Von: Frank Schroeder • Veröffentlicht: 7. Februar 2017

Ab dem 01.01.2010 gilt neu, dass Unternehmen die Pflicht haben, Abgaben innergemeinschaftlicher sonstiger Leistungen und Lieferungen in der zusammenfassenden Meldung beim Finanzamt zu melden.

zeitliche Veränderung bei zusammenfassenden Meldungen © Wolfgang Dirscherl / pixelio.de

Somit gilt, dass im übrigen Gemeinschaftsgebiet die ausgeführten sonstigen Leistungen, bei denen die Steuerschuld auf den Leistungsempfänger übergeht, auch in die Zusammenfassende Meldung aufzunehmen sind. Die neue Regelung hat auch Auswirkungen auf die Steuersubjekte, welche Ware aus dem Ausland beziehen oder ins Ausland exportieren.

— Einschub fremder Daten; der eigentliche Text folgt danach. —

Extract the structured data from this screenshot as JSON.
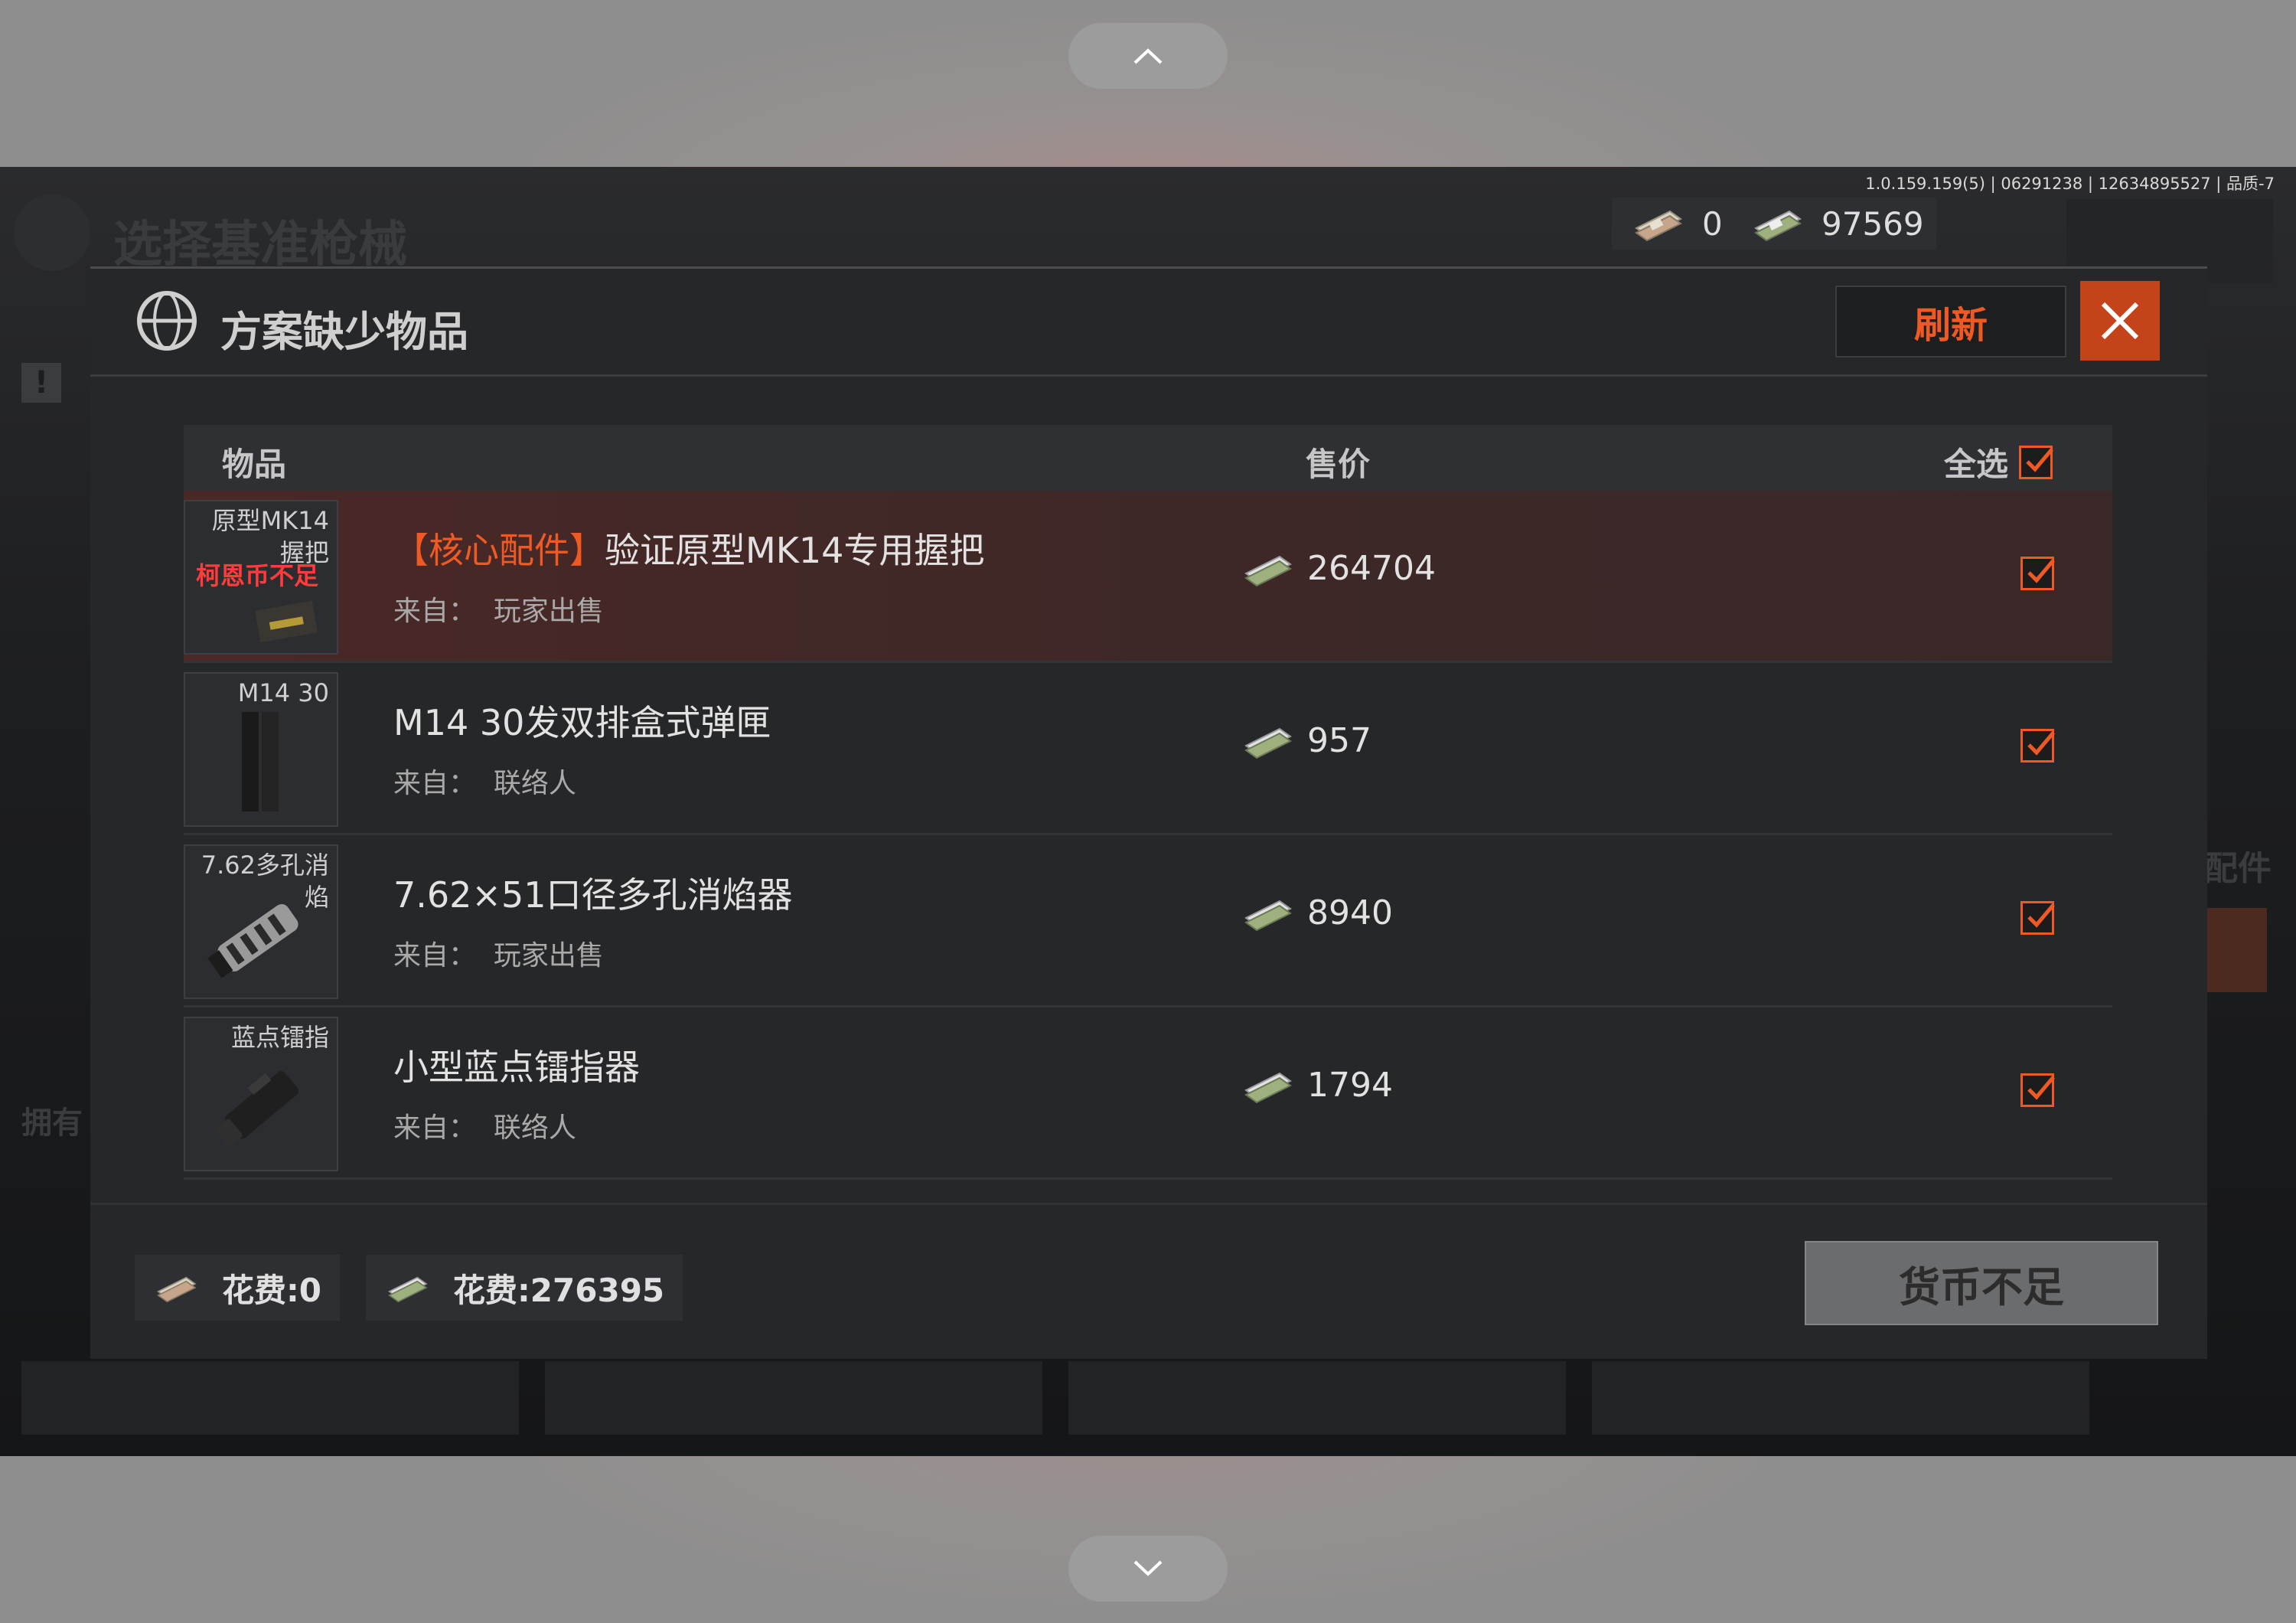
{
  "scroll": {
    "up_icon": "chevron-up-icon",
    "down_icon": "chevron-down-icon"
  },
  "background": {
    "title": "选择基准枪械",
    "side_label": "配件",
    "owned_label": "拥有",
    "version": "1.0.159.159(5) | 06291238 | 12634895527 | 品质-7"
  },
  "currency": {
    "coins": "0",
    "money": "97569"
  },
  "dialog": {
    "title": "方案缺少物品",
    "refresh_label": "刷新",
    "close_icon": "close-icon",
    "header": {
      "item": "物品",
      "price": "售价",
      "select_all": "全选",
      "select_all_checked": true
    },
    "items": [
      {
        "thumb_label": "原型MK14握把",
        "warning": "柯恩币不足",
        "core_tag": "【核心配件】",
        "name": "验证原型MK14专用握把",
        "source_label": "来自：",
        "source": "玩家出售",
        "price": "264704",
        "checked": true
      },
      {
        "thumb_label": "M14 30",
        "warning": "",
        "core_tag": "",
        "name": "M14 30发双排盒式弹匣",
        "source_label": "来自：",
        "source": "联络人",
        "price": "957",
        "checked": true
      },
      {
        "thumb_label": "7.62多孔消焰",
        "warning": "",
        "core_tag": "",
        "name": "7.62×51口径多孔消焰器",
        "source_label": "来自：",
        "source": "玩家出售",
        "price": "8940",
        "checked": true
      },
      {
        "thumb_label": "蓝点镭指",
        "warning": "",
        "core_tag": "",
        "name": "小型蓝点镭指器",
        "source_label": "来自：",
        "source": "联络人",
        "price": "1794",
        "checked": true
      }
    ],
    "cost_coins": "花费:0",
    "cost_money": "花费:276395",
    "insufficient_label": "货币不足"
  },
  "colors": {
    "accent": "#ef5a24",
    "warning": "#ff3b3b",
    "close_bg": "#c5431a"
  }
}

Die Zusammenfassende Meldung ist neu monatlich zu erstellen. Eine Ausnahme bilden hier Unternehmen, welche einen Vorjahresumsatz von weniger als 30.000 Euro ausweisen können und die Umsatzsteuer vierteljährlich berechnen. Hier beträgt der Meldezeitraum weiterhin ein Vierteljahr. Die Zusammenfassende Meldung ist jeweils bis zum Ablauf des Meldezeitraums des folgenden Kalendermonats, in dem die Lieferung ausgeführt wurde, abzugeben.

Abgabefristen

Unternehmen, welche die Zusammenfassende Meldung elektronisch vornehmen und deren Vorjahresumsatz 100.000 Euro überschritten hat, haben eine verkürzte Abgabefrist. Ab Januar 2010 gilt als Frist für die Einreichung der Zusammenfassenden Meldung der letzte Kalendertag des Folgemonats. Dies bedeutet für die elektronische Einreichung eine Verkürzung der Frist von 15 Kalendertagen. Für die elektronische Abgabe der Zusammenfassenden Meldungen sind zwingend die amtlichen Formulare zu verwenden.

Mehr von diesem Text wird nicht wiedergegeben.